How could a recluse from Toledo, Ohio, penetrate the circles of political and financial power in Washington, D.C., and New York City without leaving his house?
How could a Jewish guy with a passion for S&M sex persuade the Vatican to go into business with him?
And how could he do all this without anybody noticing?
Now the whole amazing story of how Martin Frankel pulled off one of the greatest financial scams of the century is revealed by The Wall Street Journal's Ellen Joan Pollock, who was a lead writer on the reporting team that broke story after story as Frankel eluded the FBI's four-month international manhunt.

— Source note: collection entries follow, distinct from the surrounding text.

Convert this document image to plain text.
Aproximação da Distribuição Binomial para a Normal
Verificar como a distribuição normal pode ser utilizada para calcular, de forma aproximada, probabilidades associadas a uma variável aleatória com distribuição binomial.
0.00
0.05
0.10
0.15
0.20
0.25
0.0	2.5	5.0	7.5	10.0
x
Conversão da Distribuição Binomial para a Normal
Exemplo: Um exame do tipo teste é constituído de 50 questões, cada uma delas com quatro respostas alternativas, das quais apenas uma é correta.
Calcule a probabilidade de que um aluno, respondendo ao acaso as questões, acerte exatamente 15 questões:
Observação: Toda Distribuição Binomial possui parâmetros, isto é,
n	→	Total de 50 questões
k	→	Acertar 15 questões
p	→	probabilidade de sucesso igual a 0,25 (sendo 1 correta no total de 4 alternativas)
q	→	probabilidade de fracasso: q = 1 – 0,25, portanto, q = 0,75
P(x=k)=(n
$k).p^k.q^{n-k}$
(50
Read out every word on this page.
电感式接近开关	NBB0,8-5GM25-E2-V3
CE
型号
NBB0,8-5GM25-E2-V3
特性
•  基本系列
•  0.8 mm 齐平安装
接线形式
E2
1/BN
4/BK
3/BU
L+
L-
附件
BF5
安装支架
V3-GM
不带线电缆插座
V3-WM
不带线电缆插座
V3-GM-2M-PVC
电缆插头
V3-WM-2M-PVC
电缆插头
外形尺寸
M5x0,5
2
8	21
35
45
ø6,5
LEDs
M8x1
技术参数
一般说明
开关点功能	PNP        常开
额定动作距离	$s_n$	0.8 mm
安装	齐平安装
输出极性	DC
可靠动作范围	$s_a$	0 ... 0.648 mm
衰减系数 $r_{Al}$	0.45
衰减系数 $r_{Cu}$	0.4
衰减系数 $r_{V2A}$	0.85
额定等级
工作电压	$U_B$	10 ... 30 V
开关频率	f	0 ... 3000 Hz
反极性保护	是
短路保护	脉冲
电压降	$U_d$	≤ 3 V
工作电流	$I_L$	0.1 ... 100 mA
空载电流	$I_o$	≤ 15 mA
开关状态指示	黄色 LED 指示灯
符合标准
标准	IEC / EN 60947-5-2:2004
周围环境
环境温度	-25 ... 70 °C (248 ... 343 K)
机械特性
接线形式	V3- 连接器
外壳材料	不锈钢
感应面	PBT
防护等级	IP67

The Pretender chronicles how a bumbling thirty year old used his financial skills to build an intricate Ponzi scheme based on lies and his amazing gift for luring businessmen -- including Democratic powerbroker Robert Strauss -- into his web. Frankel's stolen millions allowed him to transform himself easily from mama's boy to corporate mogul. His creation of a phony Catholic charity drew the interest of priests with close Vatican ties as well as a new group of mysterious business partners. But his attempts to go "global" proved more challenging and aroused the suspicions of state regulators. Frantic that his empire was about to unravel, Frankel vanished from his multimillion-dollar Greenwich, Connecticut, mansion, leaving behind a mysterious fire, a dozen or so heartbroken women, and some very confused law-enforcement officials. His bizarre scamper through Europe as a fugitive would ultimately climax in a German hotel room.
Frankel's world was peopled with desperate businessmen, well-heeled con artists, women looking for love, vindictive husbands, diamond merchants, private eyes -- the whole colorful cast of characters that propelled this fast-moving drama.
The Pretender is filled with countless revelations from business associates and former lovers -- many of whom were interviewed for the first time for this book. What finally makes The Pretender so compelling is that it is a snapshot of a peculiar moment in business history. Just as figures like Ivan Boesky and Michael Milken epitomized the deal-crazed eighties, Martin Frankel is the quintessential criminal of the millionaire-a-minute nineties.